Things I wish I’d known about long-term world travel before I quit my jobBjorn | Thursday, August 22nd, 2013 | 19 Comments »
It’s been nine months since Jammie and I quit our jobs to travel the world and do service projects. Nine months provides a lot of perspective. Here’s what I wish I knew about world travel back in the office worker days:
It’s cheaper than you think.
Living abroad can be cheap. Here are some monthly spending comparisons (each are totals for Jammie and I combined) showing the difference between our pre-trip California expenses and subsequent costs around the world:
Rent and utilities
Buenos Aires: $450
Transportation (the costs of getting around locally)
Buenos Aires: $30
Groceries & Eating Out
Buenos Aires: $300
As you can see, travel and international living can be cheaper, a LOT cheaper than staying put. International adventure as the sole privilege of the super rich is a total myth. Even after you add the price of your international plane ticket to your dream destination, the combined monthly savings of even a temporary relocation are often very big indeed.

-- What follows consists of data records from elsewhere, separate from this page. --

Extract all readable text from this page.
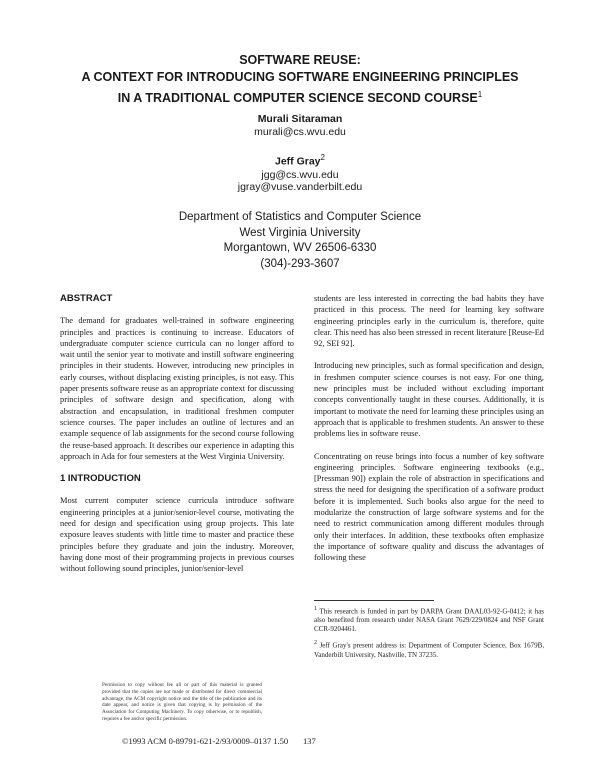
SOFTWARE REUSE:
A CONTEXT FOR INTRODUCING SOFTWARE ENGINEERING PRINCIPLES
IN A TRADITIONAL COMPUTER SCIENCE SECOND COURSE$^1$
Murali Sitaraman
murali@cs.wvu.edu
Jeff Gray$^2$
jgg@cs.wvu.edu
jgray@vuse.vanderbilt.edu
Department of Statistics and Computer Science
West Virginia University
Morgantown, WV 26506-6330
(304)-293-3607
ABSTRACT

The demand for graduates well-trained in software engineering principles and practices is continuing to increase. Educators of undergraduate computer science curricula can no longer afford to wait until the senior year to motivate and instill software engineering principles in their students. However, introducing new principles in early courses, without displacing existing principles, is not easy. This paper presents software reuse as an appropriate context for discussing principles of software design and specification, along with abstraction and encapsulation, in traditional freshmen computer science courses. The paper includes an outline of lectures and an example sequence of lab assignments for the second course following the reuse-based approach. It describes our experience in adapting this approach in Ada for four semesters at the West Virginia University.

1 INTRODUCTION

Most current computer science curricula introduce software engineering principles at a junior/senior-level course, motivating the need for design and specification using group projects. This late exposure leaves students with little time to master and practice these principles before they graduate and join the industry. Moreover, having done most of their programming projects in previous courses without following sound principles, junior/senior-level

students are less interested in correcting the bad habits they have practiced in this process. The need for learning key software engineering principles early in the curriculum is, therefore, quite clear. This need has also been stressed in recent literature [Reuse-Ed 92, SEI 92].

Introducing new principles, such as formal specification and design, in freshmen computer science courses is not easy. For one thing, new principles must be included without excluding important concepts conventionally taught in these courses. Additionally, it is important to motivate the need for learning these principles using an approach that is applicable to freshmen students. An answer to these problems lies in software reuse.

Concentrating on reuse brings into focus a number of key software engineering principles. Software engineering textbooks (e.g., [Pressman 90]) explain the role of abstraction in specifications and stress the need for designing the specification of a software product before it is implemented. Such books also argue for the need to modularize the construction of large software systems and for the need to restrict communication among different modules through only their interfaces. In addition, these textbooks often emphasize the importance of software quality and discuss the advantages of following these

$^1$ This research is funded in part by DARPA Grant DAAL03-92-G-0412; it has also benefited from research under NASA Grant 7629/229/0824 and NSF Grant CCR-9204461.
$^2$ Jeff Gray's present address is: Department of Computer Science, Box 1679B, Vanderbilt University, Nashville, TN 37235.
Permission to copy without fee all or part of this material is granted provided that the copies are not made or distributed for direct commercial advantage, the ACM copyright notice and the title of the publication and its date appear, and notice is given that copying is by permission of the Association for Computing Machinery. To copy otherwise, or to republish, requires a fee and/or specific permission.
©1993 ACM 0-89791-621-2/93/0009–0137 1.50 137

There are other ways to make money
“OK, I understand that living costs may be lower abroad but how am I supposed to make money?” is one of the first questions people ask when contemplating extended world travel/relocation. That’s the fun part.
If you are willing to be a little creative there are lots of ways to make money while traveling. Anyone who tries to deny this simply hasn’t done their research.
These methods will not only make you “survival” money. If you apply yourself you can often end up saving more money than you did at home because, again, your expenses are lower.
Here are some ways Jammie and I make money on the road:
Blogging (ad revenues)
Article writing for various paying publications
Other freelance/contract work
Want some other options?
Here are some ways friends of mine and other liberated vagabonds make money while traveling:
Selling their other skills – You would be surprised how many businesses and organizations would love to use your expertise abroad. For example, I was shocked how often individuals and organizations wanted to use what I had to offer in the way of fundraising coaching. What is your current profession? Often there is a great way to use it to finance a more liberated life of travel.
It’s something that you can easily put off but you really, really shouldn’t.
No boss is going to fire you if you put off a dream like world travel. Typically the only person that knows if you put off this kind of life achievement, is yourself or, at best, your inner circle of family and friends.
This is horrible because it means you can delay action on something that has tremendous positive potential to change your life.
It’s better for your most important relationships.
Let me take this one in two parts. Firstly, if you are traveling with the one (or ones) you love, travel, by its very nature, allows you to invest far more time and quality attention into the relationship than you could normally. Secondly, even if you are not traveling with those you are closest to, travel often gives you the space and perspective that allows you to consciously appreciate your key relationships in life far more than if you are sprinting madly in the rat race.
Your health improves with travel.
In my first nine months of travel I’ve lost 20 lbs. I feel healthier, I don’t suffer from sleep disorders the way I did before we took off. The other day I discovered some old pictures on my iPad of me back in the office worker days. I was shocked. I was puffy-faced, clearly world-weary and my eyes were bloodshot. It brought back the memories of sleep deprived commutes, torturous, mind-numbing meetings and a very unhealthy liquid diet of energy drinks just to get through. Gone are those days…
You really can be a lot happier.
This is going to sound cheesy but I haven’t been this happy in years. And I’m not the only one that is noticing. Friends of mine that I’ve known for years are saying things like, “Wow! You’re back! This is like meeting Bjorn 10 years ago!” Travel allows you to reconnect with a younger you, to rediscover your actual passions, the things that really make you tick. This is exciting on a very deep level. You owe it to yourself to experience it.
You need to stop making lame excuses.
I’m being this blunt because it took a number of people being very blunt with me before I sat up and noticed: STOP MAKING EXCUSES. No job or imagined disastrous consequence is worth your putting off the better life that long-term travel can bring.
There are enough corporate cop-outs out there already, shuffling towards the fools gold of an ever-distant retirement. Don’t stay in a job because of fear or tired, conventional thinking. Be bold. Take the leap. A far better world awaits.